Langflow Exploited to Steal AWS Keys and Deploy NATS Worker

According to gbHackers, instances of Langflow left unpatched for CVE-2026-33017 are being actively abused to steal AWS credentials and deploy a NATS-backed worker pool dubbed "KeyHunter." Per gbHackers, which cites the Sysdig Threat Research Team, the vulnerability allows arbitrary Python execution without authentication, enabling attackers to dump process environment variables and directly extract AWS_ACCESS_KEY_ID and AWS_SECRET_ACCESS_KEY. gbHackers reports the attacker validated stolen credentials via sts:GetCallerIdentity and used them to query AWS services including Bedrock, S3, EC2, Lambda, and IAM. The report adds that the operator used a hardened NATS server at 45.192.109.25:14222 with subject-level ACLs to coordinate worker nodes. gbHackers also notes the vulnerability is listed in CISA's KEV catalog.
What happened
According to gbHackers, instances of Langflow that remain unpatched for CVE-2026-33017 are being exploited to exfiltrate cloud credentials and enlist compromised hosts in a NATS-backed worker pool called "KeyHunter." Per gbHackers, citing the Sysdig Threat Research Team, the flaw permits arbitrary Python execution without authentication, which the attacker used to dump process environment variables and directly extract AWS_ACCESS_KEY_ID and AWS_SECRET_ACCESS_KEY.
Technical details
Per gbHackers and Sysdig TRT, the actor probed multiple surfaces over roughly 10 hours before exploiting Langflow via its public flow API; gbHackers reports the successful exploitation occurred at 09:12 UTC and that the attacker immediately invoked sts:GetCallerIdentity to validate credentials.

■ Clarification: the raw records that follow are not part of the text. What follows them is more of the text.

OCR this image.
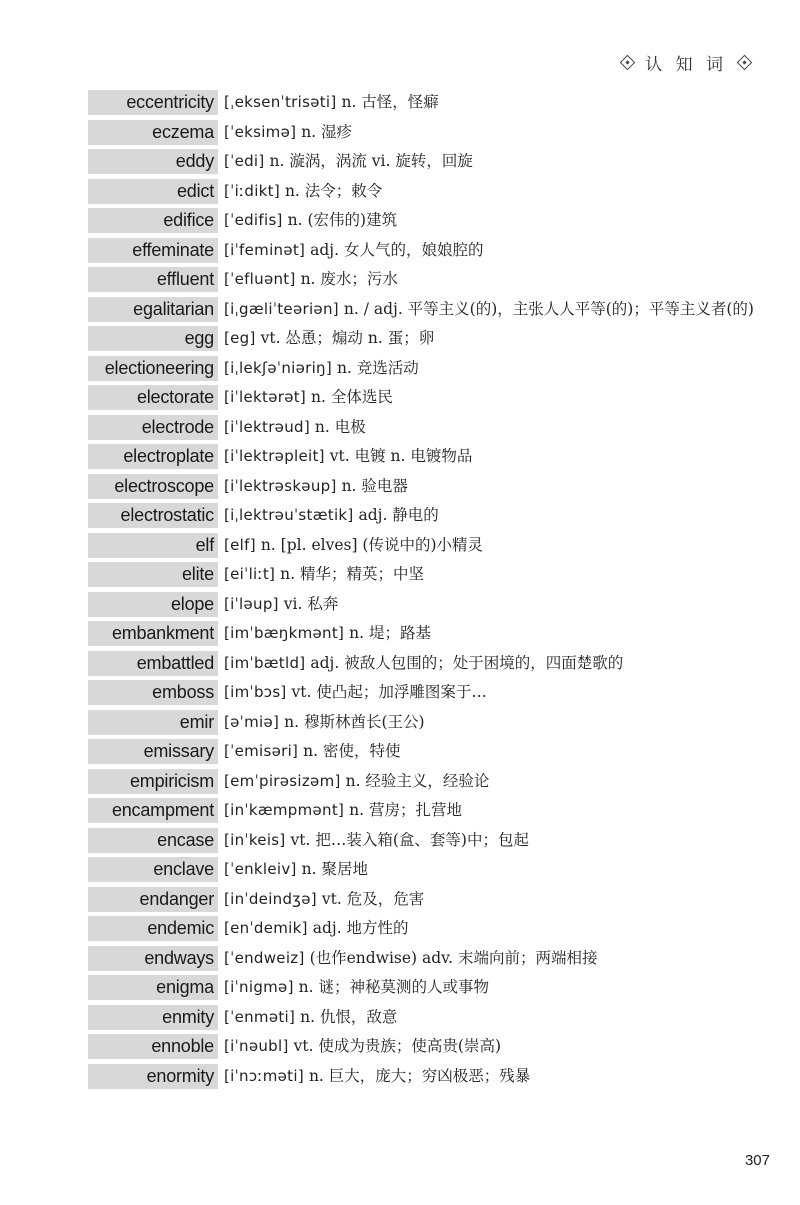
认 知 词
eccentricity [ˌeksenˈtrisəti] n. 古怪，怪癖
eczema [ˈeksimə] n. 湿疹
eddy [ˈedi] n. 漩涡，涡流 vi. 旋转，回旋
edict [ˈiːdikt] n. 法令；敕令
edifice [ˈedifis] n. (宏伟的)建筑
effeminate [iˈfeminət] adj. 女人气的，娘娘腔的
effluent [ˈefluənt] n. 废水；污水
egalitarian [iˌgæliˈteəriən] n. / adj. 平等主义(的)，主张人人平等(的)；平等主义者(的)
egg [eg] vt. 怂恿；煽动 n. 蛋；卵
electioneering [iˌlekʃəˈniəriŋ] n. 竞选活动
electorate [iˈlektərət] n. 全体选民
electrode [iˈlektrəud] n. 电极
electroplate [iˈlektrəpleit] vt. 电镀 n. 电镀物品
electroscope [iˈlektrəskəup] n. 验电器
electrostatic [iˌlektrəuˈstætik] adj. 静电的
elf [elf] n. [pl. elves] (传说中的)小精灵
elite [eiˈliːt] n. 精华；精英；中坚
elope [iˈləup] vi. 私奔
embankment [imˈbæŋkmənt] n. 堤；路基
embattled [imˈbætld] adj. 被敌人包围的；处于困境的，四面楚歌的
emboss [imˈbɔs] vt. 使凸起；加浮雕图案于…
emir [əˈmiə] n. 穆斯林酋长(王公)
emissary [ˈemisəri] n. 密使，特使
empiricism [emˈpirəsizəm] n. 经验主义，经验论
encampment [inˈkæmpmənt] n. 营房；扎营地
encase [inˈkeis] vt. 把…装入箱(盒、套等)中；包起
enclave [ˈenkleiv] n. 聚居地
endanger [inˈdeindʒə] vt. 危及，危害
endemic [enˈdemik] adj. 地方性的
endways [ˈendweiz] (也作endwise) adv. 末端向前；两端相接
enigma [iˈnigmə] n. 谜；神秘莫测的人或事物
enmity [ˈenməti] n. 仇恨，敌意
ennoble [iˈnəubl] vt. 使成为贵族；使高贵(崇高)
enormity [iˈnɔːməti] n. 巨大，庞大；穷凶极恶；残暴
307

The reporting shows subsequent calls across AWS services, including Bedrock:InvokeModel and Bedrock:ListModelInvocationJobs, indicating attempts to run inference on premium models such as Claude and Llama 3. gbHackers also documents the use of a NATS endpoint at 45.192.109.25:14222, configured with authentication and subject-level ACLs, to coordinate harvested keys and worker nodes.
Editorial analysis - technical context
Tools that expose server-side code execution or public flow APIs present a high-risk path to secret exposure when environment variables or in-memory credentials are accessible. Companies and operators running orchestration layers or notebook-like interfaces often find that a single unauthenticated execution vector can lead to cloud credential compromise and lateral cloud abuse.
Context and significance
Industry observers track a repeating pattern where attackers pair credential harvesting with cloud service abuse to monetize access, either by running high-cost inference on third-party accounts or by exfiltrating data from S3 and other services. The appearance of the vulnerability on CISA's KEV list, as reported by gbHackers, increases its visibility for defenders and incident responders.
For practitioners
Monitor public-facing orchestration APIs for unusual requests, rotate and audit keys exposed to affected hosts, and watch for sts:GetCallerIdentity and unexpected Bedrock invocations in CloudTrail. Observers should also look for outbound connections to unfamiliar NATS endpoints and subject-level activity consistent with worker coordination.
Scoring Rationale
The exploit enables direct theft of AWS credentials and immediate cloud abuse, a notable operational risk for practitioners running orchestration tools. The story is timely and actionable, but it concerns a specific tool rather than a platform-wide paradigm shift.